朝だ。新しい朝がきた。窓からは光が差し込んでくる。そう、俺は色々な事があったが無事彼女――魔剣ラグナロクを取り戻す事だ。そして、そんな彼女はであるが――。
「くー。くー。くー」
規則正しい寝息が聞こえてくる。顔にはやわらかいクッションのような感触が走る。
説明するまでもない。彼女の――ラグナの胸だ。おっぱいだ。バストだ。どう表現しても別に構わないが、そういう事だった。また盗まれても仕方がないので人間形態(?)での睡眠を許可せざるを得なかった。さらには二部屋を借りれるような金銭的余裕はなかったので一部屋しか借りれないという状況は変わっていない。
「起きろ。ラグナ」
仕方なく、まるで抱き枕を抱いているかのように羽交い絞めしてくるラグナを振りほどき、肩をゆすって無理やり起こす。
「むにゃむにゃ……もう食べられない」
彼女はよだれをたらしつつ、そう寝言を言う。というか、普通の人間ではないのに、彼女は人間のように普通に食事を必要とするようだった。おかげでエンゲル係数があがってしょうがない。単純計算で食費が二倍になるのだ。それどころか彼女はかなりの大食漢であり、俺の何倍も食べていた。それはともかくとして。
「そんなお約束のボケはいいから、起きろ。エリスさんとの約束の場所へ行く時間だぞ」
「……ふぁ。おはよう。カズキ」
欠伸をしながら彼女はそう言って伸びをした。実に呑気なものだった。
「のんびりしている場合か。行くぞ」
「ふぁい。わかった」
彼女はどうやら呑気な性格なようだった。天然系だ。
俺達は支度をし、目的地へと向かった。
「……きましたね」
酒場で俺達はエリスさんと合流した。何とか待ち合わせの時間には間に合ったようだ。
「ついてきてください」
エリスさんはそう言った。当然のように酒場に用があるのではない。ここはただの待ち合わせ場所だ。目的地ではない。
俺達は目的地に行く事になる。
目的地に到着した。遠くには城が見えた。最終的な目的地は恐らくは城内のはずだった。しかし、今いるのは森の中だった。最終的な目的地までは大分遠いように感じる。
「こちらです」
そう言って、何か石板のようなものをどける。地面には石板のようなものがおいてあった。
そこには穴があった。まるで隠し通路のようだった。
「ここは私しか知らない隠し通路です。暗殺されそうになった時に、この隠し通路から脱出しました」
エリスさんはそう説明する。なるほど。この通路であったのならば城内に問題なく侵入できるというわけだった。

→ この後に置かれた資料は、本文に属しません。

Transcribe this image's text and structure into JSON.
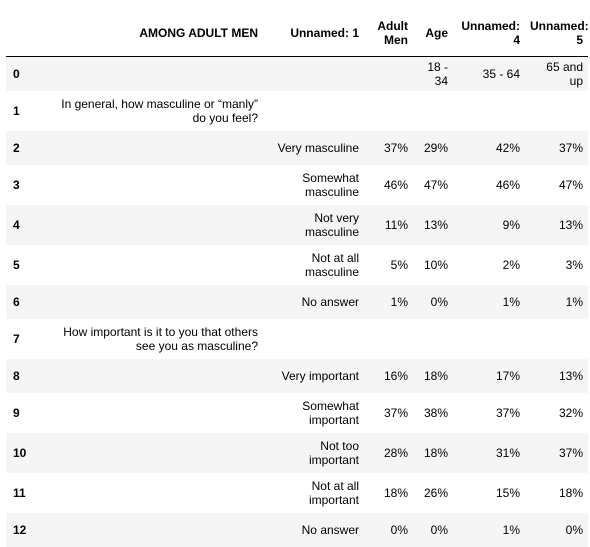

流石に正面突破するのは得策ではない。当然のように門には門番がいる事だろうし。多くの兵士で守りを固められている事だろう。
「行くぞ。ラグナ」
「うん」
俺達三人(?)は隠し通路の中へと入っていく。
中は暗く、またじめじめとしていた。空気も悪い。しかも城から離れているため、異様な程長い時間を歩かされた。
「まだつかないんですか?」
そう、俺は訊いた。
「もうすぐです」
そう、エリスさんは言った。光が差し込んできた。出口はもうすぐのようだ。
城内に入る。そこはどうやら倉庫のような場所だった。埃っぽい。様々な物が無造作に置かれていた。
「……けほけほ」
俺は咳き込む。
「待っててください。この近くに使用人室があるはずですから」
そう、エリスは言う。かつて、彼女はこの城に住んでいたのだ。この城の事を熟知している。頼もしい限りだった。
「使用人室? そこに何があるんですか」
「いいから。ついてきてください」
彼女はそう言った。
慎重に誰もいないかを確認し、俺達は使用人室に入る。そこにはいくつもの服が並べられていた。使用人室。いわば、執事とかメイドの服だ。
「着替えてください」
「え?」
俺は服を渡される。
「城の中には大勢の使用人がいます。ですのでよほどの事がない限りバレません」
エリスはそう言ってラグナにも服を渡す。メイド服だった。
「わかった」
ラグナは躊躇う事なく、脱ぎ始めた。
「待て。いきなり脱ぐな」
俺は目を覆う。男がいるというのに。彼女には羞恥心というものがないようだった。
ともかく、俺達は着替える。
俺は執事の恰好に、そして女性陣二人はメイド服の恰好になった。
そしてついには俺達は城内に潜入する。